Dicen que los barceloneses ya consideran el turismo como el principal problema de la ciudad y, de hecho, es muy habitual escuchar a políticos opositores a Ada Colau afirmando pomposamente que la alcaldesa utiliza a los habitantes del mundo que vienen a dejarse la pasta en Barcelona y los hipotéticos problemas que comporta la masificación de gente que lleva bermudas como una cortina de humo con el fin de tapar asuntos en los que la hiperalcaldesa las pasa más putas, como la huelga de metro o el enfado de los taxistas. A servidor eso de la criminalización de los turistas siempre le ha parecido una cosa curiosa, pues me sorprende que la gente se exclame de los males de una actividad naturalmente hortera, que implica abandonar el armario de casa y sus infinitas posibilidades para prepararse con una ropa absolutamente espantosa que se adapta a algo tan poco natural como pasear todo un santo día, que nos condena estresar horripilantemente el alma en busca de descubrir cosas y fotografiarlas.

Cuando vivía en Harlem, recuerdo haber visto muy a menudo a todos estos puristas del Eixample y del Born que suspiran por una Barcelona sin turistas meándose alegremente delante de casa, en la calle 115, los mismos turistas insufribles que empantanaban las iglesias de mi barrio, imposibilitándonos el paseo dominical y hartándonos de griterío y de bromitas. El turismo es una actividad funesta que sólo tiene una pizca de dignidad si el viajante en cuestión resulta tener bastante dinero para estar en casa en todas las ciudades del mundo, condición esencial para volverse invisible y no molestar a la parroquia. Que los barceloneses consideren el turismo como un mal es una muestra más de su cinismo y la cara dura que aplican cada vez que corren hacia Londres y okupan un piso de estos de Airbnb que tanto les molesta cuando está en Ciutat Vella. Sería fantástico repasar dónde se hospedan los concejales de la capital cuando viajan por el mundo: quizás tendríamos sorpresas.

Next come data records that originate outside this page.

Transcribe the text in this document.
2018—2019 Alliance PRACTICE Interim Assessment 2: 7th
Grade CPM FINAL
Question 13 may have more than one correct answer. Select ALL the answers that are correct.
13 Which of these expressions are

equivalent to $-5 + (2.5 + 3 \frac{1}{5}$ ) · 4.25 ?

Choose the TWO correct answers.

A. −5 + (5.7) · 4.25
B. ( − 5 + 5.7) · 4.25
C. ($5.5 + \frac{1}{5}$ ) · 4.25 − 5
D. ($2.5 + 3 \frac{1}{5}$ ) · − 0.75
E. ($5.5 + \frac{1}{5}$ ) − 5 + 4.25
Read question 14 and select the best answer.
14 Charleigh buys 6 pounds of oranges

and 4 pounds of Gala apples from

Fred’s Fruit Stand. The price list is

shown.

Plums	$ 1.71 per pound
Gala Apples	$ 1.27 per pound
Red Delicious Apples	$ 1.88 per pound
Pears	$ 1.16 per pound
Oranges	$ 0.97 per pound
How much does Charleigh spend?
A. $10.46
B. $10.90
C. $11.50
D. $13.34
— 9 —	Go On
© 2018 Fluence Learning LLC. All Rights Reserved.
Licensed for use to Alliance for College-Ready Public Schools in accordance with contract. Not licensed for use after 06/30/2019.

A mí no me da miedo que los visitantes me depreden la ciudad, sino que mis conciudadanos la utilicen como una ramera

Hay sólo un mal inexcusable en el turismo, pero no en aquello que toca a los visitantes que nos asedian (que, de hecho, son en proporción por cápita muy parecidos a otras ciudades del mundo), sino a la costumbre de que de hace tiempo tienen los barceloneses consistente en tratar su propia ciudad como si fueran turistas, concibiendo la urbanidad como un simple asunto de servicio, de eficiencia y de entretenimiento. A mí lo que me asusta es la Barcelona que nos empuja a vivir en una existencia de Time Out permanente, a la búsqueda incesante de los mejores locales de sushi y de toda cuanta tienda de zumos orgánicos, que olvida la gracia pasear cada día por las mismas calles y la alegría de detenerse a acariciar un pedrusco en Banys Vells como si fuera la mano de una abuela moribunda a punto de expirar. A mí no me da miedo que los visitantes me depreden la ciudad, sino que mis conciudadanos la utilicen como una ramera.

Los turistas, y ya sé que os enfadaréis, me generan una terrible compasión, pues su sufrimiento es exactamente igual al nuestro cuando nos encontramos en otra ciudad del mundo compelidos a llenar frenéticamente de experiencias todo el día. Cuando veo a un turista por la ciudad, pobrecito mío, con aquel andar de pato lleno de ampollas, yo lo abrazaría, y así animo a besar compulsivamente a toda la hilera de japoneses que se acercan a la mona de pascua esta de la Sagrada Familia para dejar unos dineritos, así como a besar igualmente, con toda la alegría posible, a los turistas que consumen la insufrible gastronomía de las playas barcelonesas. ¿Quién comería tanta mierda, si ellos no estuvieran? Sinceramente, no entiendo cómo mis conciudadanos piensan que la mandada invasora del verano es un asunto más grave que la pobreza, la contaminación o la seguridad. Toda ciudad también es un campo experimental de espectáculos y el turismo es como aquellas canciones repulsivas que odiamos para acabar tarareándolas.

Yo os amo, turistas, porque me hacéis adorar más mi espléndida ciudad y me recordáis que no me tengo que largar muchas veces. De vez en cuando mead en la acera y aprovechad que el vecino no mira para coger una buena cogorza. Todo fuera eso, amigos míos.